The customer, having returned from an overseas trip, received a large bill which included roaming charges. The customer was dissatisfied with the large bill and contacted their provider to discuss waiving or reducing the amount to be paid. The customer felt that the provider did not do enough to mitigate roaming charges from being incurred and were inflexible with account suspension to prevent such charges from being incurred. When these attempts at negotiation were unsuccessful, the customer contacted TDR.

TDR assisted with the ongoing discussions between the customer and their provider. Despite TDR’s assistance, the customer and their provider disagreed regarding the legitimacy of the bill. The provider insisted that the charges were valid and attributable to the customer. The complaint proceeded to deadlock and was assigned to a TDR practitioner.

The practitioner arranged a mediation so the customer and provider could meet and work towards a solution together. The practitioner assisted the customer and their provider to reach a mutually agreeable resolution whereby the customer would make weekly repayments towards the total outstanding balance. The practitioner drafted the terms of agreement which were agreed to by all parties.

Mediation allows parties to collaborate and explore more creative solutions.
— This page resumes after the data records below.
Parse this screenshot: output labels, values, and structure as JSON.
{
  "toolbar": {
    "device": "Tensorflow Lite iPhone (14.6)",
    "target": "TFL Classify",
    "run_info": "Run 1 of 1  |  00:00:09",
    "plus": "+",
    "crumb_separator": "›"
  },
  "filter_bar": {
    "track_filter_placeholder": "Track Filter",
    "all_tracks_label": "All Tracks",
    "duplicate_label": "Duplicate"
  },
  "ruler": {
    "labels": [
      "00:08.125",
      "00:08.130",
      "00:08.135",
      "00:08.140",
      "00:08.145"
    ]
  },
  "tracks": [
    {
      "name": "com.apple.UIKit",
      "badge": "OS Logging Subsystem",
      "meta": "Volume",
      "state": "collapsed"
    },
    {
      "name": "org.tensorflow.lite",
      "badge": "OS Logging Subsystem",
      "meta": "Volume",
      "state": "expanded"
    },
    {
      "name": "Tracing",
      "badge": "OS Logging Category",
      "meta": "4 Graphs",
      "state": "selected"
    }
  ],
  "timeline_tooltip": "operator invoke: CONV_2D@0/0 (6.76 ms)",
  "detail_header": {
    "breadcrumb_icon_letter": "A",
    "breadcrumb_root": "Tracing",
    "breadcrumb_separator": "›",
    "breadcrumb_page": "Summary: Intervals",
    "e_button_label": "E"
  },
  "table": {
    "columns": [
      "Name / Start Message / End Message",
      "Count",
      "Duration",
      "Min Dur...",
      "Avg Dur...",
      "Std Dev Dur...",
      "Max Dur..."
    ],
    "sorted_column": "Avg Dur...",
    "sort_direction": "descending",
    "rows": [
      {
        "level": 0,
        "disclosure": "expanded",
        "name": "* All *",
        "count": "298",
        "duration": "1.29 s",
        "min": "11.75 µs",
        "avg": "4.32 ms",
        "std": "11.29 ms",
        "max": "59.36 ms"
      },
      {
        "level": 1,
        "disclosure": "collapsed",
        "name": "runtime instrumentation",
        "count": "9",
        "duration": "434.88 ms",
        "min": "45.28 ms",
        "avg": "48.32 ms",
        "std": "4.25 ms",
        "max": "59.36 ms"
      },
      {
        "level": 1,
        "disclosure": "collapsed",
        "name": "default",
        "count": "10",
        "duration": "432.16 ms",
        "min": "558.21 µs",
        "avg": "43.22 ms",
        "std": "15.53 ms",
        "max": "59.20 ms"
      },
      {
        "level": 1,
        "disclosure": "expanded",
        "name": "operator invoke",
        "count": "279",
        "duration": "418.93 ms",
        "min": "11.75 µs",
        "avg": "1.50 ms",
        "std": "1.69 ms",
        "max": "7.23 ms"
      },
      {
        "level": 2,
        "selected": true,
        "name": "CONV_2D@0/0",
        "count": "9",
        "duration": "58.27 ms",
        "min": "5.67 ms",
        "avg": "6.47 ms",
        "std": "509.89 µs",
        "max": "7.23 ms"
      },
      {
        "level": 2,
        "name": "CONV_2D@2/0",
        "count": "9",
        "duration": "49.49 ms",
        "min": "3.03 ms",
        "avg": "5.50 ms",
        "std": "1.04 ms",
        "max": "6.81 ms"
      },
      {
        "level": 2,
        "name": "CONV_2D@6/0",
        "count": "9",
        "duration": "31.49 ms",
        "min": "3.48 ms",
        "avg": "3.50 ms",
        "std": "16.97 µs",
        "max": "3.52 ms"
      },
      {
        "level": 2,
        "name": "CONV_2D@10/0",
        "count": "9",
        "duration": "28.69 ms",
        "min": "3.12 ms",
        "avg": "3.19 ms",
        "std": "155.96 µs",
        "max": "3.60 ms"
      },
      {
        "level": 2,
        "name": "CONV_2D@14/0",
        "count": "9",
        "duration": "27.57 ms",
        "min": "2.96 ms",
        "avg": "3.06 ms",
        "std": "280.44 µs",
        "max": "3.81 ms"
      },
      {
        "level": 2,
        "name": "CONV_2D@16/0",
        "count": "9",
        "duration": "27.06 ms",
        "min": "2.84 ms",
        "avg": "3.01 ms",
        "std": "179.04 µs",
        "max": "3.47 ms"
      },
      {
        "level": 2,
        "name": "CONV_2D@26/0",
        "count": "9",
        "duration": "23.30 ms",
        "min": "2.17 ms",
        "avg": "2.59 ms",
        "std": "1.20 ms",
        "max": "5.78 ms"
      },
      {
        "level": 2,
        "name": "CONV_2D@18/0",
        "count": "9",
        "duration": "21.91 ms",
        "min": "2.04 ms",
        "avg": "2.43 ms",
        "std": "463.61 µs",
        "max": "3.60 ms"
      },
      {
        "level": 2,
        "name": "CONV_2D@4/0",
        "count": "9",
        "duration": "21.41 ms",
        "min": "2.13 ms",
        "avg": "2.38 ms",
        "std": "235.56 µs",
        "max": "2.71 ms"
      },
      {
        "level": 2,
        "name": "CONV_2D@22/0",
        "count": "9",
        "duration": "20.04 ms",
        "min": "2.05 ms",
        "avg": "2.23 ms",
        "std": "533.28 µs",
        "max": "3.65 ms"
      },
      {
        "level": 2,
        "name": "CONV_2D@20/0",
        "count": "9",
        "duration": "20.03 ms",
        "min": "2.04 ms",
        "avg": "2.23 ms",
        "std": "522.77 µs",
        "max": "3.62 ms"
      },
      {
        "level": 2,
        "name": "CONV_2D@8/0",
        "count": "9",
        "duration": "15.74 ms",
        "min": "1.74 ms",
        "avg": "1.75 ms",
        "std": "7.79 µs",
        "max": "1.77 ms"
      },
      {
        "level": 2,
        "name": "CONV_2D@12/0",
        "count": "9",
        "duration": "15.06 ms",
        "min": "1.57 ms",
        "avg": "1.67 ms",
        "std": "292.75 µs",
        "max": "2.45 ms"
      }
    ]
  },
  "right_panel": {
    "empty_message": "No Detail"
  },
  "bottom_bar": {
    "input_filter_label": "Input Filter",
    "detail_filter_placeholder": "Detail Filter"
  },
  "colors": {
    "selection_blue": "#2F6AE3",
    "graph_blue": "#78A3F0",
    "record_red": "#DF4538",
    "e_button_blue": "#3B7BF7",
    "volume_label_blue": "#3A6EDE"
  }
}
The terms and conditions of this customer’s plan did not ordinarily allow for repayment plans, however through the mediation process they explored this option and agreed terms. Had the parties not reached an agreement and the case proceeded to adjudication, where TDR makes a decision, a repayment plan would not have been an option. Upon review of the submissions from the customer and provider, the practitioner would have determined in favour of the provider based on the contract and information provided. The customer’s decision to enter into the weekly repayment agreement with the provider was ultimately a good decision.